Bounce Rates and Email Deliverability

Even when following every guideline and complying with federal regulations, you’ve got to be careful about how you send the messages.

While it is not a legal requirement in the US, some Marketing Automation Tools (MAT) and Email Service Providers (ESP) require users to only send to recipients who have opted in for email communication from you. So you need to check the terms of service for the tools you’re using if you want to send a cold email campaign.

It’s important to understand why some email marketing tools have imposed this: traditional unsolicited lists have extremely high bounce rates.

Is Cold Emailing Effective?

Cold email lists are known for being low quality. They’re usually cheap. They’re almost always outdated and full of invalid emails. That’s why cold email lists are frowned upon at companies that offer shared IP email services. 

The best-purchased lists have a bounce rate of around 10%, and most will bounce at least 25% of the time. At those rates, you’re just asking for reputational deliverability issues.

And when you have a high bounce rate with a shared IP address, you’re not just hurting your reputation—you’re hurting the reputation of everyone else that’s using that IP address.

Having the right tools helps with these bounce rates.
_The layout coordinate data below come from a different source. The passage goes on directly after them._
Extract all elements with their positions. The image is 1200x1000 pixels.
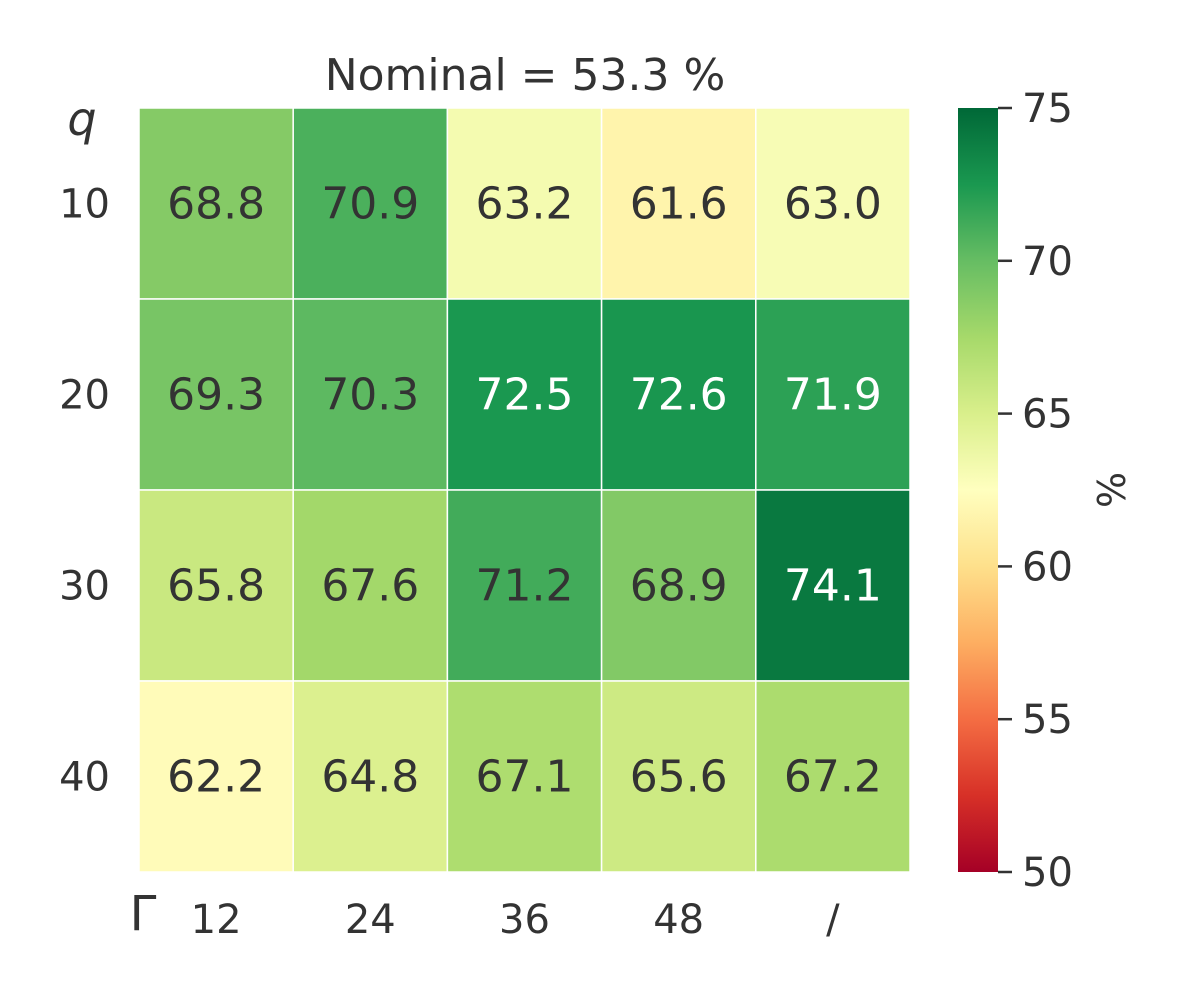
heatmap-cell xyxy=(138,680,294,873)
heatmap-cell xyxy=(755,298,911,491)
y-tick-labels: 10 20 30 40 xyxy=(59,182,110,801)
heatmap-cell-label: 70.3 xyxy=(321,370,419,421)
heatmap-cell-labels: 68.8 70.9 63.2 61.6 63.0 69.3 70.3 72.5 72.6 71.9… xyxy=(167,179,882,803)
x-tick-label: 48 xyxy=(653,897,704,943)
heatmap-cell xyxy=(292,489,449,682)
heatmap-cell-label: 72.6 xyxy=(630,370,728,421)
colorbar-tick-label: 50 xyxy=(1022,850,1073,896)
colorbar-tick-label: 75 xyxy=(1022,86,1073,132)
heatmap-cell xyxy=(292,107,449,300)
heatmap-cell-label: 65.8 xyxy=(167,561,265,612)
heatmap-cell-label: 70.9 xyxy=(321,179,419,230)
heatmap-cells xyxy=(138,107,911,873)
heatmap-cell xyxy=(138,298,294,491)
heatmap-cell-label: 68.8 xyxy=(167,179,265,230)
heatmap-cell-label: 64.8 xyxy=(321,752,419,803)
colorbar-tick-label: 55 xyxy=(1022,697,1073,743)
heatmap-cell xyxy=(755,107,911,300)
colorbar-ticks: 50 55 60 65 70 75 xyxy=(998,86,1073,896)
heatmap-cell xyxy=(446,107,603,300)
y-tick-label: 10 xyxy=(59,182,110,228)
heatmap-cell xyxy=(755,680,911,873)
heatmap-cell-label: 67.1 xyxy=(476,752,574,803)
colorbar xyxy=(958,108,998,872)
heatmap-cell-label: 67.2 xyxy=(784,752,882,803)
heatmap-cell-label: 71.9 xyxy=(784,370,882,421)
heatmap-cell xyxy=(446,680,603,873)
heatmap-cell-label: 63.0 xyxy=(784,179,882,230)
heatmap-cell-label: 69.3 xyxy=(167,370,265,421)
colorbar-tick-label: 70 xyxy=(1022,239,1073,285)
y-axis-label: q xyxy=(67,92,96,146)
y-tick-label: 20 xyxy=(59,373,110,419)
heatmap-cell-label: 71.2 xyxy=(476,561,574,612)
colorbar-tick-label: 65 xyxy=(1022,392,1073,438)
heatmap-cell-label: 65.6 xyxy=(630,752,728,803)
x-axis-label: Γ xyxy=(130,886,157,942)
colorbar-label: % xyxy=(1090,472,1134,508)
heatmap-cell xyxy=(138,107,294,300)
y-tick-label: 40 xyxy=(59,755,110,801)
colorbar-tick-label: 60 xyxy=(1022,544,1073,590)
heatmap-cell xyxy=(446,489,603,682)
heatmap-cell-label: 74.1 xyxy=(784,561,882,612)
x-tick-label: 36 xyxy=(499,897,550,943)
heatmap-cell xyxy=(446,298,603,491)
x-tick-label: 24 xyxy=(345,897,396,943)
heatmap-cell-label: 62.2 xyxy=(167,752,265,803)
heatmap-cell xyxy=(755,489,911,682)
heatmap-cell xyxy=(600,489,757,682)
x-tick-label: / xyxy=(826,897,840,943)
x-tick-labels: 12 24 36 48 / xyxy=(191,897,841,943)
heatmap-cell-label: 67.6 xyxy=(321,561,419,612)
heatmap-cell-label: 68.9 xyxy=(630,561,728,612)
heatmap-cell xyxy=(292,680,449,873)
heatmap-cell-label: 63.2 xyxy=(476,179,574,230)
heatmap-cell-label: 72.5 xyxy=(476,370,574,421)
chart-title: Nominal = 53.3 % xyxy=(325,50,726,101)
y-tick-label: 30 xyxy=(59,564,110,610)
heatmap-cell-label: 61.6 xyxy=(630,179,728,230)
heatmap-cell xyxy=(600,107,757,300)
heatmap-cell xyxy=(600,680,757,873)
x-tick-label: 12 xyxy=(191,897,242,943)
Along with having a reliable data provider, using email cleansing tools ensure campaigns always end up with acceptable bounce rates. Lower bounce rates depend on accurate data in large quantities collected from machine learning, contribution networks, third party partners, and human researchers. 

So with accurate, up-to-data paired with email hygiene tools, reputation issues are also avoided, resulting in more successful email campaigns.

If you don’t have an outbound strategy, think about it. Sending relevant messages to the right people works. You’re not going to get in trouble. Will some contacts request that you stop sending them emails? Absolutely, and you do have to honor those requests.

But in the U.S., cold emails are legal—and cold email campaigns work.